Le second : Au cours d’un dîner présidé par M. Roger Romani, nous nous trouvions, le Général Jouhaud et moi-même, de chaque côté du Ministre. J’ai évoqué encore une fois cette solution. Le Général Jouhaud m’a écoutée, ému, sans rien dire. Au moment de nous quitter, à la fin de la soirée, il m’a dit avec émotion “je vous embrasse” et il m’a embrassée. Il y a longtemps qu’il avait mis un terme à ce geste d’amitié.

Une dernière évocation.

Au cours de l’une de ses réceptions, Michel Poniatowski, proche collaborateur du Président Giscard d’Estaing me dit qu’il s’était rendu à Alger pour remettre à l’Algérie le fanion de l’Émir Abd El Kader.

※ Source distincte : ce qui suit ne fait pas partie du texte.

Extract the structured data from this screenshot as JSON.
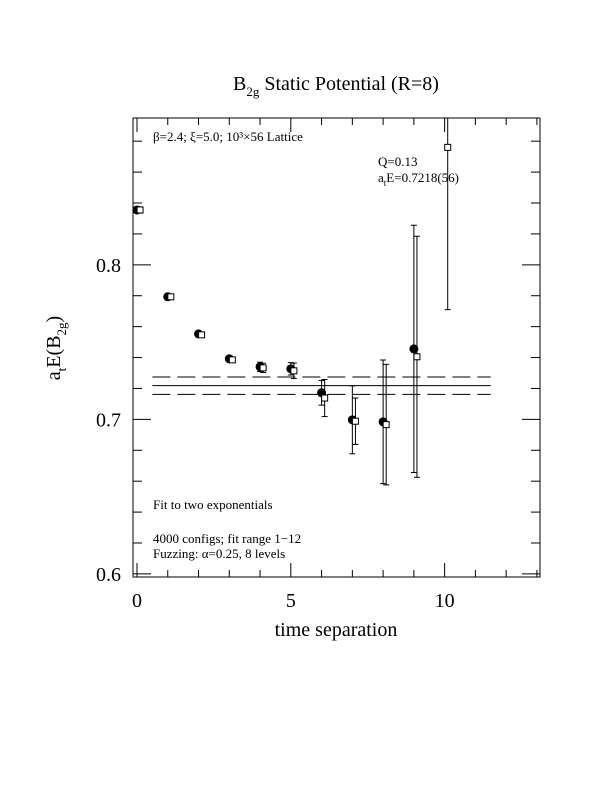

J’étais triste. Je pensais que cela eut été vraiment beau si la solution envisagée par le général de Gaulle et Michel Debré avait été acceptée. Elle répondait à ce que l’Emir avait souhaité. Il savait que seule la France pouvait faire de l’Algérie une véritable Nation dans une situation privilégiée par les liens qui les unissaient l’une et l’autre.

Un érudit algérien m’a rapporté qu’à la veille de la guerre de 1870, des ambassadeurs allemands s’étaient rendus chez l’Emir Abd El Kader pour lui proposer tout l’armement qui lui permettrait de reconquérir l’Algérie. “Je reviens” leur dit-il. Il s’est retiré un instant pour revenir vers eux. Alors, écartant les pans de son burnous, l’Émir laissa apparaître sur sa poitrine les insignes de Grand Croix de la légion d’Honneur : “Ma réponse est là”.

J’en reviens à Michel Debré, sans l’avoir quitté par la pensée ; c’est en connaissance de cause et en toute conscience qu’il m’a choisie pour être secrétaire d’Etat auprès du Premier ministre. Si certains s’interrogèrent au début quant à ce choix, ils ont très vite constaté que c’était sérieux.

D’une grande simplicité, d’une délicatesse extrême, Michel Debré était toujours disponible. Son autorité n’en souffrait pas. Il s’imposait partout. Il m’a donné sa confiance et son amitié.

Il m’a fait connaître sa famille et un grand nombre de ses amis. C’était un homme délicieux. Nous l’aimions. Je l’aimais.

Avant de nous quitter, ce “pur gaulliste” a pu voir les valeurs révélées par le Gaullisme ancrées au cœur d’un grand nombre d’hommes politiques et, il faut l’espérer, pour des générations.

Michel Debré nous a quittés dans l’espoir.

Nafissa Sid Cara,
Ancien ministre

Texte publié dans Une passion pour la France. Hommage à Michel Debré. Association des Amis de Michel Debré, 1997.